Correlation between miR-122 and G6PD expression in tumor tissue of HCC patients with or without HBV infection. (A) Analysis of LIHC cohorts from TCGA. Expression of G6PD was significantly increased in normal vs. primary tumor tissue (Left panel), as well as in the livers of patients with cancer stages 1 to 3 (Right panel). (B) Total RNAs were isolated from the FFPE liver tissue of HCC patients with (HBV-infected; n = 7) or without (non-viral: n = 26) HBV infection. Expression profiling of miR-122 (Left panel, normalized to miR-192) and G6PD (Right panel, normalized to HPRT1) were measured by using qPCR. (C) Linear regression analysis showed a significant (p = 0.0383) inverse correlation between miR-122 and G6PD in the livers of HBV-associated HCC (HBV-HCC) patients, whereas no correlation was found in non-viral HCC patients.

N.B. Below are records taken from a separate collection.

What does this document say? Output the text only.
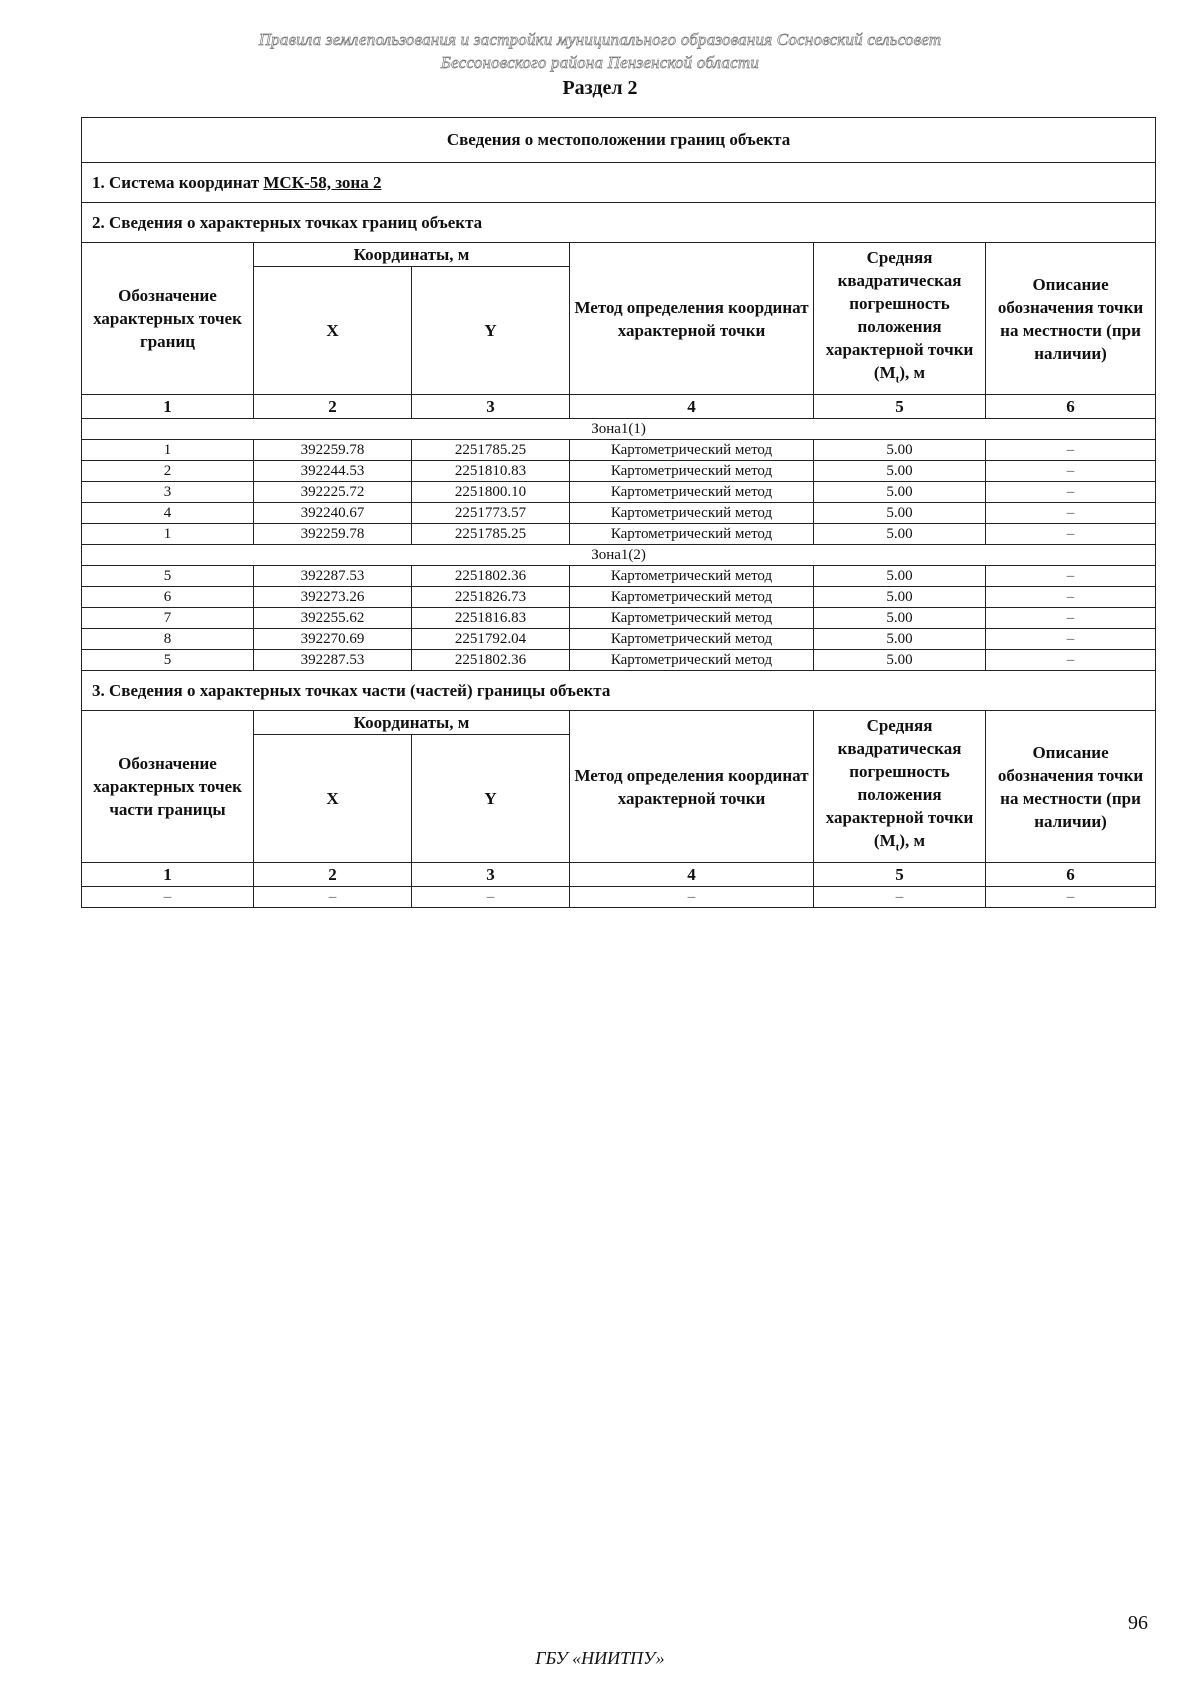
Правила землепользования и застройки муниципального образования Сосновский сельсовет
Бессоновского района Пензенской области
Раздел 2
Сведения о местоположении границ объекта					
1. Система координат МСК-58, зона 2					
2. Сведения о характерных точках границ объекта					
Обозначение характерных точек границ	Координаты, м		Метод определения координат характерной точки	Средняя квадратическая погрешность положения характерной точки $(M_t)$, м	Описание обозначения точки на местности (при наличии)
	X	Y			
1	2	3	4	5	6
Зона1(1)					
1	392259.78	2251785.25	Картометрический метод	5.00	–
2	392244.53	2251810.83	Картометрический метод	5.00	–
3	392225.72	2251800.10	Картометрический метод	5.00	–
4	392240.67	2251773.57	Картометрический метод	5.00	–
1	392259.78	2251785.25	Картометрический метод	5.00	–
Зона1(2)					
5	392287.53	2251802.36	Картометрический метод	5.00	–
6	392273.26	2251826.73	Картометрический метод	5.00	–
7	392255.62	2251816.83	Картометрический метод	5.00	–
8	392270.69	2251792.04	Картометрический метод	5.00	–
5	392287.53	2251802.36	Картометрический метод	5.00	–
3. Сведения о характерных точках части (частей) границы объекта					
Обозначение характерных точек части границы	Координаты, м		Метод определения координат характерной точки	Средняя квадратическая погрешность положения характерной точки $(M_t)$, м	Описание обозначения точки на местности (при наличии)
	X	Y			
1	2	3	4	5	6
–	–	–	–	–	–
96
ГБУ «НИИТПУ»
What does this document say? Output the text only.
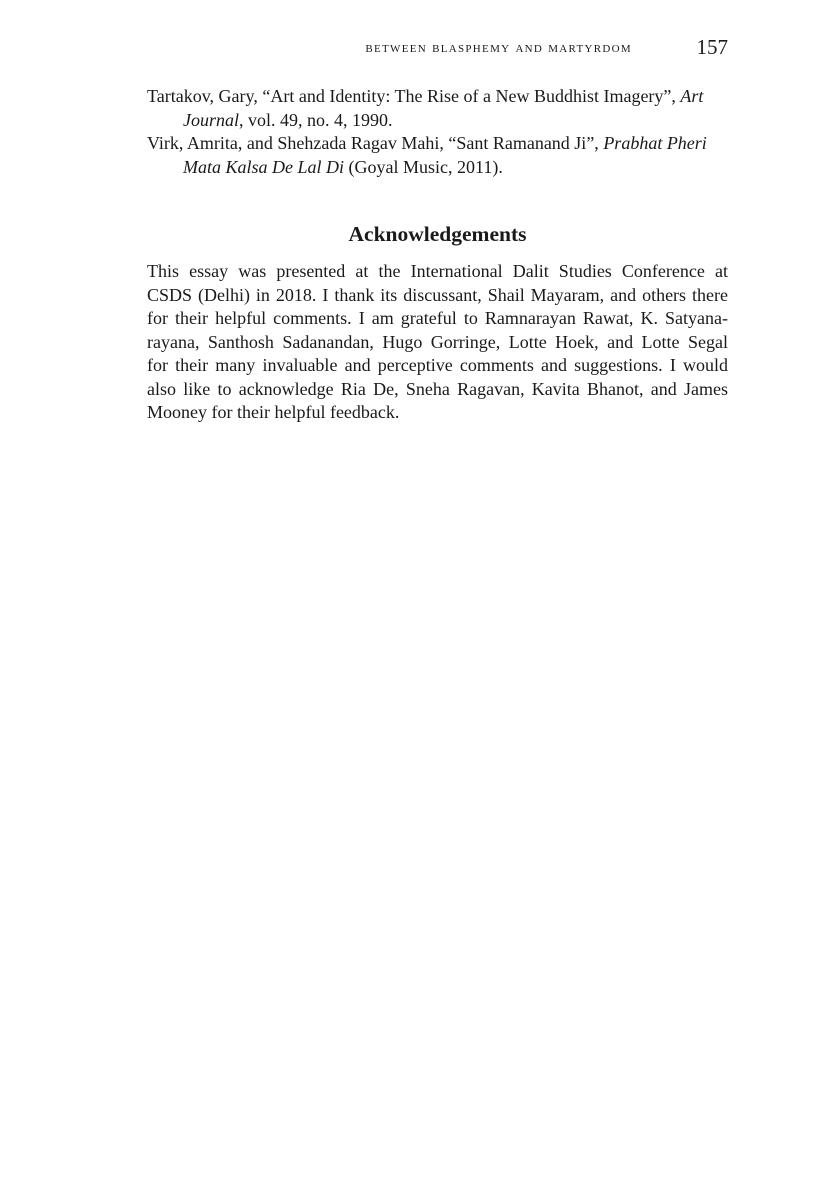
between blasphemy and martyrdom	157

Tartakov, Gary, “Art and Identity: The Rise of a New Buddhist Imagery”, Art Journal, vol. 49, no. 4, 1990.

Virk, Amrita, and Shehzada Ragav Mahi, “Sant Ramanand Ji”, Prabhat Pheri Mata Kalsa De Lal Di (Goyal Music, 2011).

Acknowledgements

This essay was presented at the International Dalit Studies Conference at
CSDS (Delhi) in 2018. I thank its discussant, Shail Mayaram, and others there
for their helpful comments. I am grateful to Ramnarayan Rawat, K. Satyana-
rayana, Santhosh Sadanandan, Hugo Gorringe, Lotte Hoek, and Lotte Segal
for their many invaluable and perceptive comments and suggestions. I would
also like to acknowledge Ria De, Sneha Ragavan, Kavita Bhanot, and James
Mooney for their helpful feedback.
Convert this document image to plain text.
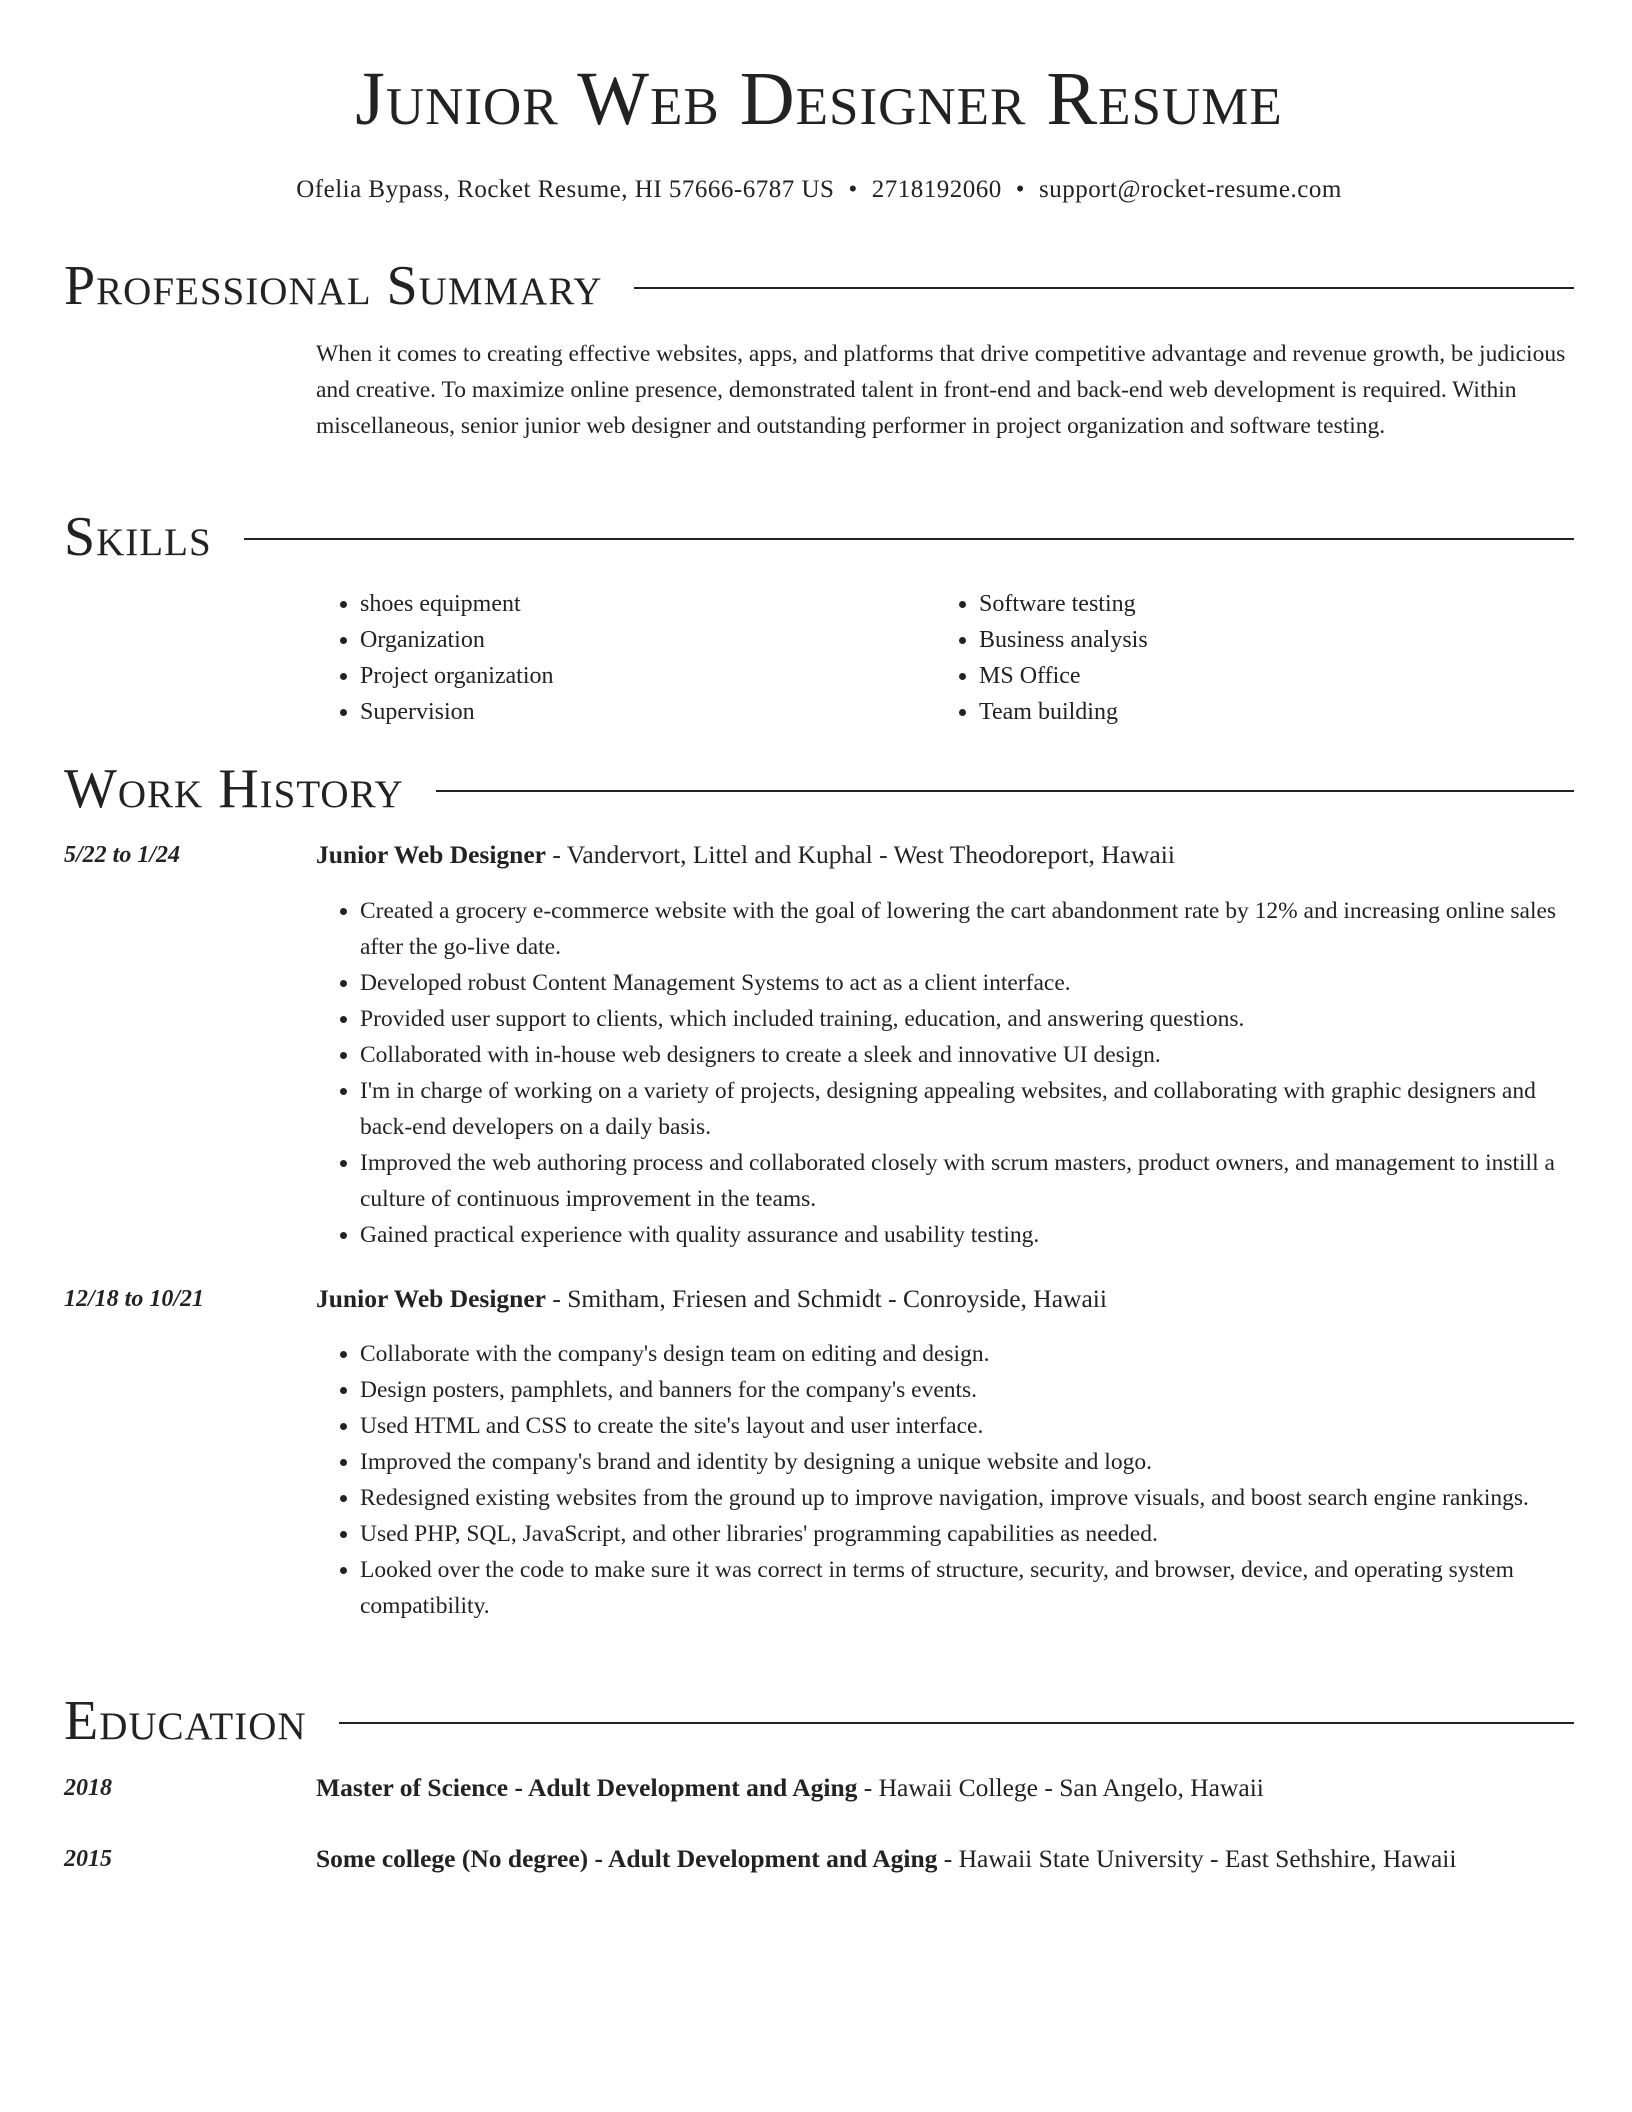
Junior Web Designer Resume
Ofelia Bypass, Rocket Resume, HI 57666-6787 US • 2718192060 • support@rocket-resume.com
Professional Summary
When it comes to creating effective websites, apps, and platforms that drive competitive advantage and revenue growth, be judicious and creative. To maximize online presence, demonstrated talent in front-end and back-end web development is required. Within miscellaneous, senior junior web designer and outstanding performer in project organization and software testing.
Skills
• shoes equipment
• Organization
• Project organization
• Supervision
• Software testing
• Business analysis
• MS Office
• Team building
Work History
5/22 to 1/24	Junior Web Designer - Vandervort, Littel and Kuphal - West Theodoreport, Hawaii
• Created a grocery e-commerce website with the goal of lowering the cart abandonment rate by 12% and increasing online sales after the go-live date.
• Developed robust Content Management Systems to act as a client interface.
• Provided user support to clients, which included training, education, and answering questions.
• Collaborated with in-house web designers to create a sleek and innovative UI design.
• I'm in charge of working on a variety of projects, designing appealing websites, and collaborating with graphic designers and back-end developers on a daily basis.
• Improved the web authoring process and collaborated closely with scrum masters, product owners, and management to instill a culture of continuous improvement in the teams.
• Gained practical experience with quality assurance and usability testing.
12/18 to 10/21	Junior Web Designer - Smitham, Friesen and Schmidt - Conroyside, Hawaii
• Collaborate with the company's design team on editing and design.
• Design posters, pamphlets, and banners for the company's events.
• Used HTML and CSS to create the site's layout and user interface.
• Improved the company's brand and identity by designing a unique website and logo.
• Redesigned existing websites from the ground up to improve navigation, improve visuals, and boost search engine rankings.
• Used PHP, SQL, JavaScript, and other libraries' programming capabilities as needed.
• Looked over the code to make sure it was correct in terms of structure, security, and browser, device, and operating system compatibility.
Education
2018	Master of Science - Adult Development and Aging - Hawaii College - San Angelo, Hawaii
2015	Some college (No degree) - Adult Development and Aging - Hawaii State University - East Sethshire, Hawaii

A two-tailed t-test was used to compare two groups, One-way ANOVA was used to compare three or more groups, whereas linear regression (R²) was used to assess correlation between samples; p ≤ 0.05 was considered significant. ns = not significant; * p ≤ 0.05.

Figure 8

Proposed model for miR-122 in health and HBV-associated HCC. (A) Physiological regulation of miR-122: Physiological regulation of miR-122: miR-122 is transiently downregulated in response to (yet) unknown factors during inflammation, leading to upregulation of its targets and fine-tuning of gene expression downstream of NRF1, E2F4, and YY1 TFs. This model suggests that the transient downregulation of miR-122 leads to the fine-tuning of immune response and regeneration-associated networks. (B) Contribution of miR-122 in HBV-associated HCC: We propose that the dysregulation of miR-122 expression is a central factor in HCC development among HBV-infected patients. We propose that miR-122 transcription is inhibited by inflammation (model A). In addition, in HBV-infected patients, the viral-synthesized HBx has a dual role: (i) inhibiting miR-122 [41], and (ii) activating G6PD expression [33]. The combined downregulation of miR-122 and the activation of HBx leads to a “super activation” of G6PD, promoting cell survival (i.e., Bcl2/Bcl-xL activation [42]), energy metabolism [33], and ROS detoxification [43]. We propose that these changes might promote the transformation of hepatocytes to a malignant phenotype in HBV-infected patients.